Le premier Prix Mahmoud Darwich de poésie, des lettres et des arts a été décerné, à titre posthume, lors d’une cérémonie qui s’est tenue à Tunis le 13 juin 2025 à l’espace Al-Kitab, à Tunis, sous le thème «La poésie comme résistance». L’occasion de rendre hommage à deux figures majeures de la poésie et de la littérature arabe : Mahmoud Darwich, poète palestinien emblématique, et Mohamed Sghaïer Ouled Ahmed, poète tunisien récompensé par ce prix pour l’ensemble de son œuvre.
Abdelhamid Larguèche *

Mahmoud Darwich (1941-2008) est considéré comme un grand représentant de la poésie engagée. Né en Palestine, il a vécu l’errance de l’exil forcé après la destruction de son village natal, une expérience qui a profondément marqué son écriture. À travers plus de trente recueils poétiques et essais, il a transformé la poésie en un outil de résistance contre l’oppression coloniale, l’occupation et l’effacement identitaire. Son engagement politique, notamment au sein de l’Organisation de Libération de la Palestine (OLP), et ses textes fondateurs, comme la Déclaration d’indépendance de la Palestine en 1988, témoignent de son combat pour la dignité et la liberté.
Darwich a donné une voix universelle à la cause palestinienne, mêlant beauté poétique et lutte humaniste.

Le 1er Prix portant le nom du célèbre poète a été décerné à titre posthume à un autre célèbre poète, le Tunisien Mohamed Sghaïer Ouled Ahmed, dont l’œuvre incarne les mêmes valeurs de résistance et d’humanisme. À travers ses écrits, il a capturé les souffrances et les espoirs du peuple tunisien, transformant le quotidien en épopée. Son engagement pour la liberté et la justice sociale en fait une figure majeure de la poésie arabe moderne. Le jury a salué sa capacité à lier l’esthétique poétique à un message politique profond, faisant de lui un digne héritier de l’esprit de Darwich.
Une poésie ancrée dans la lutte
La cérémonie a mis en lumière les liens profonds unissant la Palestine et la Tunisie à travers la poésie. Les discours ont souligné comment Darwich et Ouled Ahmed, bien qu’issus de contextes différents, partageaient une même vision : celle d’une poésie ancrée dans la lutte pour la dignité et la liberté. Le choix de décerner ce prix à un poète tunisien symbolise l’universalité du message porté par Darwich, mais aussi cette vieille amitié entre deux pays et deux poètes qui ont tant partagé, aussi bien la douleur que la joie.

«La poésie n’est pas seulement des mots, c’est la blessure la plus proche de la lumière du soleil », disait Mahmoud Darwich.
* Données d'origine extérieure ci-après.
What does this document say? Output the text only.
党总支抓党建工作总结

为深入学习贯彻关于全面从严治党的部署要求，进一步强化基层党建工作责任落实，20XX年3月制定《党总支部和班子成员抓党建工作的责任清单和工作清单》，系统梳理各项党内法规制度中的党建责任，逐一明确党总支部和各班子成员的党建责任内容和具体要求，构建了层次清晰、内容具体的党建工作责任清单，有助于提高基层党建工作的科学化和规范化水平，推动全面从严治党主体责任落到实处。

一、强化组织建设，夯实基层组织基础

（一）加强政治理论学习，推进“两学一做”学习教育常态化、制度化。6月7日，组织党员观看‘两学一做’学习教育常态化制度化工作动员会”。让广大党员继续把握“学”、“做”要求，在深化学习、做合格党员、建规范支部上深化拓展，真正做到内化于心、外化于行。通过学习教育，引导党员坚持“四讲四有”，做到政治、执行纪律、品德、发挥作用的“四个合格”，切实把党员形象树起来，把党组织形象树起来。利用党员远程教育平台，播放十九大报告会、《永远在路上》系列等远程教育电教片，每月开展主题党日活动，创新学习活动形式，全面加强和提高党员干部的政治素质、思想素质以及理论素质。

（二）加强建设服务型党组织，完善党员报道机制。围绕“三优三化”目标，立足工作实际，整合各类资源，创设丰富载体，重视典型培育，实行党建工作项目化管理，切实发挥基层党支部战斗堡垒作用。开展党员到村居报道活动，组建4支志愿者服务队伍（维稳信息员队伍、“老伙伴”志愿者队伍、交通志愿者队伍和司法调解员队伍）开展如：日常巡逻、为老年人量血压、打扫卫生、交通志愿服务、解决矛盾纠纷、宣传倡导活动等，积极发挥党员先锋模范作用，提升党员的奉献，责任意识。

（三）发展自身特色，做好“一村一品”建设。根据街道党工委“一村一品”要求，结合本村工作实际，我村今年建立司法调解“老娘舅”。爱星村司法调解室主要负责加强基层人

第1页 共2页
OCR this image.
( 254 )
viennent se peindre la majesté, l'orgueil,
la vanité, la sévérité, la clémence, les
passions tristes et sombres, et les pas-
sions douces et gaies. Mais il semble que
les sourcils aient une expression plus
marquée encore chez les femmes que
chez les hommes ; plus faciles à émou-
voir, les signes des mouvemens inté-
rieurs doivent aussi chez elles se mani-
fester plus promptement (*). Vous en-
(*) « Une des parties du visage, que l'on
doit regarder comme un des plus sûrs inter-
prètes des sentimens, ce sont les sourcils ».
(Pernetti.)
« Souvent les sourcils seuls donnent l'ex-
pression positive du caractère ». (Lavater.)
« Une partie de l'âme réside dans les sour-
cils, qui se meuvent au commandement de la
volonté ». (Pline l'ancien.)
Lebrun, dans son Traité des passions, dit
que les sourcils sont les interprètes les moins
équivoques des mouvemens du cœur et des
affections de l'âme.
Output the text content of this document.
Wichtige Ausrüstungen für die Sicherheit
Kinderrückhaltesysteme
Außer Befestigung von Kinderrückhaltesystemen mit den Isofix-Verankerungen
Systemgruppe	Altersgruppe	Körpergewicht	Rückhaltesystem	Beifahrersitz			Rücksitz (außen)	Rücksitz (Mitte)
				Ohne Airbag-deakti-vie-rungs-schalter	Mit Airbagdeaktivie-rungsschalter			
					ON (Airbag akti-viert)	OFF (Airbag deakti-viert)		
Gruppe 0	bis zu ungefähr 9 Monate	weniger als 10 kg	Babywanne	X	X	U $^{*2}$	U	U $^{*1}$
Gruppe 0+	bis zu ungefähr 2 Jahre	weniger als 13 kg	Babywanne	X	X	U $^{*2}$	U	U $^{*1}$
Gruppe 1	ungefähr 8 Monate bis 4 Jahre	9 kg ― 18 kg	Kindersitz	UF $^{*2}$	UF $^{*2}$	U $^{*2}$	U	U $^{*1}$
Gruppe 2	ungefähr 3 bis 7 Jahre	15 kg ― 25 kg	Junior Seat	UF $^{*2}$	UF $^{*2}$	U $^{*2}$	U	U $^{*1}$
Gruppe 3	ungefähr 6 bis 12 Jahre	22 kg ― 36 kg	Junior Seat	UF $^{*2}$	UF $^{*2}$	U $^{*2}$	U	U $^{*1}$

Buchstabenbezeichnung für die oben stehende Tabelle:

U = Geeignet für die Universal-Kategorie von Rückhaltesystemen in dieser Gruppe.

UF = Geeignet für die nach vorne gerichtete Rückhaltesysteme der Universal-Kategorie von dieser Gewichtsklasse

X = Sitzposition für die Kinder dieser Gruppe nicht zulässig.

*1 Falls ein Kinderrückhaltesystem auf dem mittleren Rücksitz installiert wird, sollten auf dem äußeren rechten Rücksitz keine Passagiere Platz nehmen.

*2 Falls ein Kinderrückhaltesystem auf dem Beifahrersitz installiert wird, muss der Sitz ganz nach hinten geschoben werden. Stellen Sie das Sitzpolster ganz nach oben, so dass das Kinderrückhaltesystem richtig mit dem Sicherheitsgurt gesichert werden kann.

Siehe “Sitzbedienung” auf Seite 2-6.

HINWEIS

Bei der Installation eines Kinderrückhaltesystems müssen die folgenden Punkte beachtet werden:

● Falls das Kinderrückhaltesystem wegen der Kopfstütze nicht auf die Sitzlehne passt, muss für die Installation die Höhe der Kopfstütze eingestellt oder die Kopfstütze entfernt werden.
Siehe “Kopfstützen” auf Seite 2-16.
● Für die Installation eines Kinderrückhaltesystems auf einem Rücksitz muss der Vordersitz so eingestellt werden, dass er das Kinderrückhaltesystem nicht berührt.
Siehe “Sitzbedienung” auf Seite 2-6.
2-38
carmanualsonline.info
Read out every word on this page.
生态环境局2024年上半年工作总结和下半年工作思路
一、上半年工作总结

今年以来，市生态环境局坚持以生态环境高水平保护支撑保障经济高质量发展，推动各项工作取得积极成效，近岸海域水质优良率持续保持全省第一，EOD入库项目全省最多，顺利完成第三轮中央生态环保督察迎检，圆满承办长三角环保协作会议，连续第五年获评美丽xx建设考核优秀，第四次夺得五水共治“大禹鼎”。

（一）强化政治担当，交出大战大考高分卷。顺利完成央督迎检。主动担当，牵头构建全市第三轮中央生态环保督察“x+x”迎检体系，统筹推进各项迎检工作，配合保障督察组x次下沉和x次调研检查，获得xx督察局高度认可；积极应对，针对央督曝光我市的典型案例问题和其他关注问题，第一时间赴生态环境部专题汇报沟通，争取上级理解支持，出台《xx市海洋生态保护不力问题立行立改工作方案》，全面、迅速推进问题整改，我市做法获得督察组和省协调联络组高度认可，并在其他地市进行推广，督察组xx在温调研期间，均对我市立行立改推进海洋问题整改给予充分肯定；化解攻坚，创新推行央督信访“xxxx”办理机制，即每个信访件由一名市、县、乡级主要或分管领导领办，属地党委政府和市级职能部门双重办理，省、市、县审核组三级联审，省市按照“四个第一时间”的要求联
Lui faisant écho, Mohamed Sghaïer Ouled Ahmed exprimait la même blessure : «Je n’aime pas les pays comme les aime le touriste, mais comme les aime le révolutionnaire, le malade, la mère, le prisonnier…»
Bien plus qu’une récompense littéraire, le Prix Mahmoud Darwich est un acte politique et symbolique. Il célèbre des artistes dont les mots transcendent les frontières pour porter un message de résistance et d’espoir. En honorant Mohamed Sgaïer Ouled Ahmed, la Tunisie réaffirme son attachement aux valeurs de justice et de liberté, tout en perpétuant l’héritage de Mahmoud Darwich.
* Historien et président du jury du Prix Mahmoud Darwich.